Thursday, June 09, 2005

Just a dream

I had a dream last night that I got a very long, handwritten letter, blue ink on manila paper. I spread out the pages and they covered the entire table. It was from someone that I didn't personally know, but that I knew of, and had talked to a couple of times before. She had been sitting in a cafe in her country, and had just started writing, for no particular reason and had then sent it to me.

The letter had a little bit of everything. She told me all about her life, where she was living, what she was doing. She told me all about the best concerts she had been to, the best stuff she had done. The told me about the worst. She told me about the coffee she was having.

Then on to her family. She started talking about them and how she lived so far away, and how she missed them. She told me about her day, and included the mundane aspects like laundry and dishes, things that you wouldn't normally tell your friends you have done because they are so boring and one would hope that you did other more exciting things with your life.

She told me about her plans for the future, which like mine, are sort of penciled in, as if they could change at any time. She's doing an arts degree, or the equivalent, at college and she really doesn't know what she'll do with it. We're all in the same boat.

She told me about growing up in a small town, where everything and everyone knows each other. "You can't possibly imagine..." she says, and that's true. I can't. I grew up in a small town of 70 000. She talks about how knowing everyone can be both a good and a bad thing at the same time. I can see that.

She talked about the day she was having. She was sitting in a cafe, on the street, even though it was still kind of cold out, and looking at the sun glinting off the backs of the empty chairs there. She was penciling a letter to someone who she really didn't know, but was writing to anyway. Why? Why not? She is a very chatty person. She had just finished school, had the odd day when she didn't have to spend any time with friends doing anything. She had no arrangements, no commitments for the day, so she was writing to me. She didn't need to explain so much.

The waitress was a person who she knew fairly well. When she moved into the city, she had made a lot of friends with sympathetic people because she felt so alone after living in a small town. The waitress was from a small town too, only she wasn't studying, just living.
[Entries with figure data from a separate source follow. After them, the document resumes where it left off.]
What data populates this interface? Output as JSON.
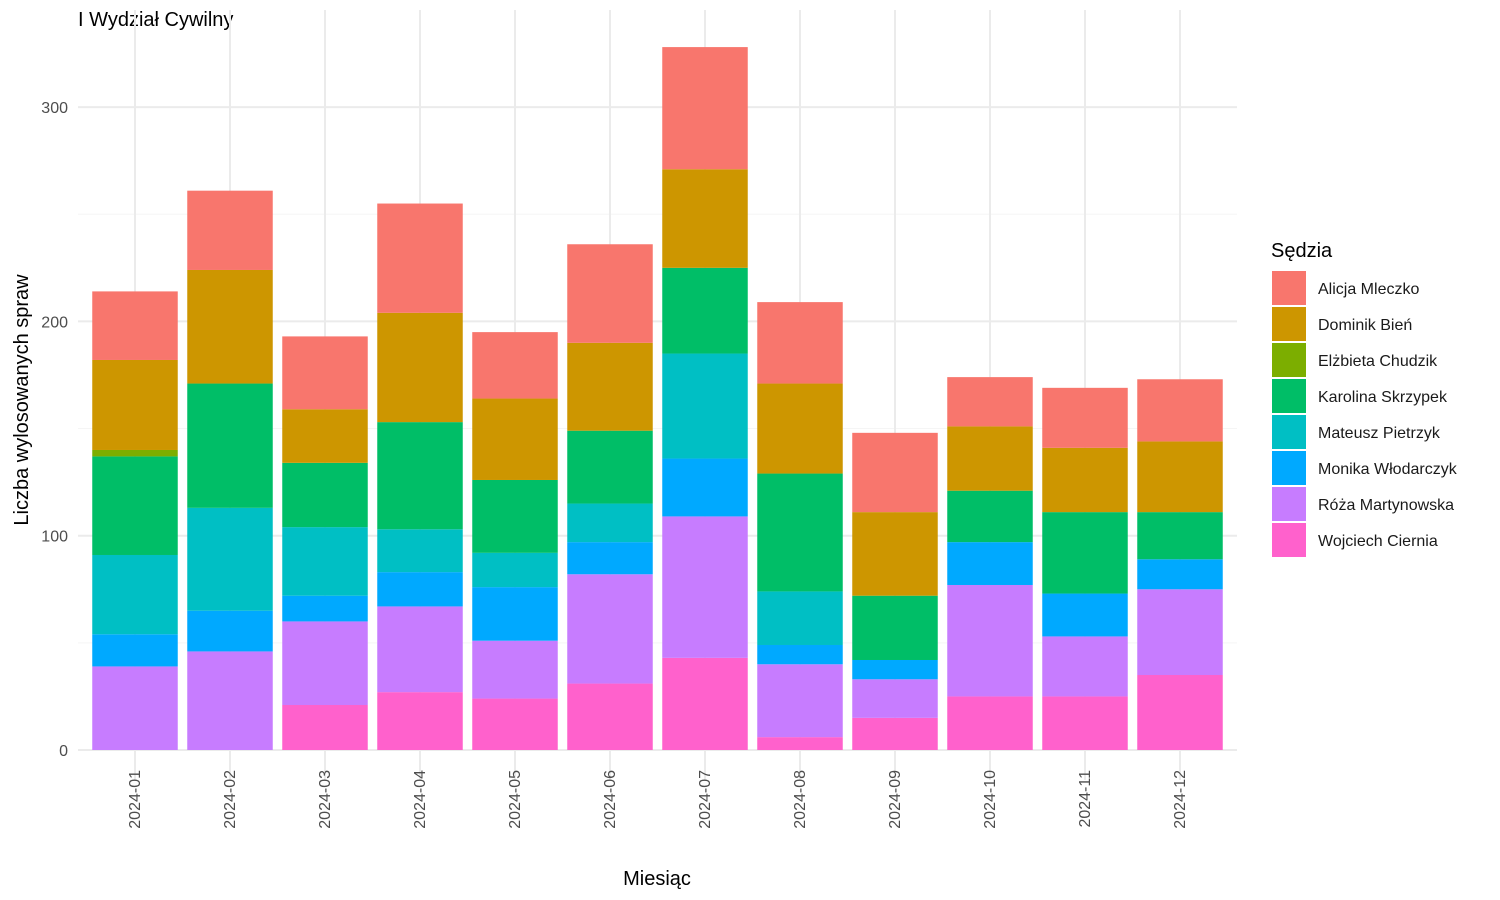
{
  "chart_data": {
    "type": "bar",
    "stacked": true,
    "title": "I Wydział Cywilny",
    "xlabel": "Miesiąc",
    "ylabel": "Liczba wylosowanych spraw",
    "ylim": [
      0,
      330
    ],
    "yticks": [
      0,
      100,
      200,
      300
    ],
    "grid": true,
    "legend": {
      "title": "Sędzia",
      "placement": "right"
    },
    "categories": [
      "2024-01",
      "2024-02",
      "2024-03",
      "2024-04",
      "2024-05",
      "2024-06",
      "2024-07",
      "2024-08",
      "2024-09",
      "2024-10",
      "2024-11",
      "2024-12"
    ],
    "series": [
      {
        "name": "Wojciech Ciernia",
        "color": "#FF61CC",
        "values": [
          0,
          0,
          21,
          27,
          24,
          31,
          43,
          6,
          15,
          25,
          25,
          35
        ]
      },
      {
        "name": "Róża Martynowska",
        "color": "#C77CFF",
        "values": [
          39,
          46,
          39,
          40,
          27,
          51,
          66,
          34,
          18,
          52,
          28,
          40
        ]
      },
      {
        "name": "Monika Włodarczyk",
        "color": "#00A9FF",
        "values": [
          15,
          19,
          12,
          16,
          25,
          15,
          27,
          9,
          9,
          20,
          20,
          14
        ]
      },
      {
        "name": "Mateusz Pietrzyk",
        "color": "#00BFC4",
        "values": [
          37,
          48,
          32,
          20,
          16,
          18,
          49,
          25,
          0,
          0,
          0,
          0
        ]
      },
      {
        "name": "Karolina Skrzypek",
        "color": "#00BE67",
        "values": [
          46,
          58,
          30,
          50,
          34,
          34,
          40,
          55,
          30,
          24,
          38,
          22
        ]
      },
      {
        "name": "Elżbieta Chudzik",
        "color": "#7CAE00",
        "values": [
          3,
          0,
          0,
          0,
          0,
          0,
          0,
          0,
          0,
          0,
          0,
          0
        ]
      },
      {
        "name": "Dominik Bień",
        "color": "#CD9600",
        "values": [
          42,
          53,
          25,
          51,
          38,
          41,
          46,
          42,
          39,
          30,
          30,
          33
        ]
      },
      {
        "name": "Alicja Mleczko",
        "color": "#F8766D",
        "values": [
          32,
          37,
          34,
          51,
          31,
          46,
          57,
          38,
          37,
          23,
          28,
          29
        ]
      }
    ]
  }
}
Just getting by. She told me a little bit about her too, just as much as she knew. She didn't exactly like to pry. The waitress had been sick for a while, with some sort of illness whose name sounded really ridiculous to me, but that was the only part of the dream that was wrong or weird. While she had been off, one of the ladies from the night shift was called in to work her shifts and she was nice, but she didn't know the customers like the regular waitress, I think her name was Ana.
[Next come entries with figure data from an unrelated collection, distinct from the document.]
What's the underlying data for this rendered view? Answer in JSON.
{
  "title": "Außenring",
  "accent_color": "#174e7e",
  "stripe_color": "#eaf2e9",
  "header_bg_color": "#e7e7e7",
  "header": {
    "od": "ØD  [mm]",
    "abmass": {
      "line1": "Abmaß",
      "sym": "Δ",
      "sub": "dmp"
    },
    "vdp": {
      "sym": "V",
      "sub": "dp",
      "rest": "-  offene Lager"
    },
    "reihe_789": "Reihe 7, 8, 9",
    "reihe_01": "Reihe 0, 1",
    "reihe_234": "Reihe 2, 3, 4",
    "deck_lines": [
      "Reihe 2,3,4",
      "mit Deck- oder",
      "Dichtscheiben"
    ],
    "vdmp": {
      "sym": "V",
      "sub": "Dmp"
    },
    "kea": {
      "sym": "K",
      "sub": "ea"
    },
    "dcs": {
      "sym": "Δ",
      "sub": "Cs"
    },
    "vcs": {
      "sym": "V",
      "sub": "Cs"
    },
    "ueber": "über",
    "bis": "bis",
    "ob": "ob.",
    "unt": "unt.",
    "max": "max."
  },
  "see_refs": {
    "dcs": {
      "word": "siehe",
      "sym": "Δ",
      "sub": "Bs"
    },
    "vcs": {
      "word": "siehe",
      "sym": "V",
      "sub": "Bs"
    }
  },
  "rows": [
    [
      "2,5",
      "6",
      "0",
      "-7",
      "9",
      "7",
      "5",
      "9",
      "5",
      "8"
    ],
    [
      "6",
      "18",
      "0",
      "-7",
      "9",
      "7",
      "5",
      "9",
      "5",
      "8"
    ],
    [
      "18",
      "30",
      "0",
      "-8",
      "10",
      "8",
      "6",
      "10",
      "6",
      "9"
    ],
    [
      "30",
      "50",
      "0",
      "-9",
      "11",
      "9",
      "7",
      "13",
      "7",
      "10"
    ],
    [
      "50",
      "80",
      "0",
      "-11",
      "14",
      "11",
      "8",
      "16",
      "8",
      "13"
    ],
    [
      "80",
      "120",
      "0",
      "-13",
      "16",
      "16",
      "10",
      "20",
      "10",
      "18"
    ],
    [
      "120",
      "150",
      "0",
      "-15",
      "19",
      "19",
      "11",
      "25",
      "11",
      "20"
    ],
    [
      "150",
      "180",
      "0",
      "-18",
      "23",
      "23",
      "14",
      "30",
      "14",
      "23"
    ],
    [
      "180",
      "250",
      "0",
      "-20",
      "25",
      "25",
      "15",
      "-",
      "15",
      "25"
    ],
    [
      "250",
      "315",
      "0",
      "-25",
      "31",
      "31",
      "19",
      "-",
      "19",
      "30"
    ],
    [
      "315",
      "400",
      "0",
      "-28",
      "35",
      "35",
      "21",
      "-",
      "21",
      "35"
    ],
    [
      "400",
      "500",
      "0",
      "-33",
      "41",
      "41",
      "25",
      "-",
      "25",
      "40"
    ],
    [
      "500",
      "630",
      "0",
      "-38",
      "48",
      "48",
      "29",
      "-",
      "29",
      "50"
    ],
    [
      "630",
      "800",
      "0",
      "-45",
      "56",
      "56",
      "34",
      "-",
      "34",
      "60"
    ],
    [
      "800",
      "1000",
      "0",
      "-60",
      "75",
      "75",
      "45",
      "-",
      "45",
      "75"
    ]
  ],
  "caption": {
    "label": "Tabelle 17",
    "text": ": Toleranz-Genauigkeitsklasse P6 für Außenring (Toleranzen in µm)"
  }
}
And throughout this, she wondered why exactly she was writing this to me, a person on the other side of the world who may or may not really care about what she was saying, why she was saying it. Why not? If you write a letter to someone you don't know, then it's just as good as anonymous, right? Maybe they'll write back, and maybe they won't, and either way, it won't matter too much what they know about you. You can divulge personal information to this stranger as if it were truly an anonymous plea to no one, but you would be sure that someone would get it, and maybe it would get read, which is better than posting it in a blog somewhere in the middle of nowhere.

And maybe this person would reply back. And maybe this person would be genuinely interested in what you had to say. And maybe this person would eventually become your friend, someone you never actually meet, but someone who you can trust to send your secrets to, because you never have to see their face, see their reaction when they read them.

She spent so much time and effort to write that letter that I kind of feel like I should write back, even though it was a dream.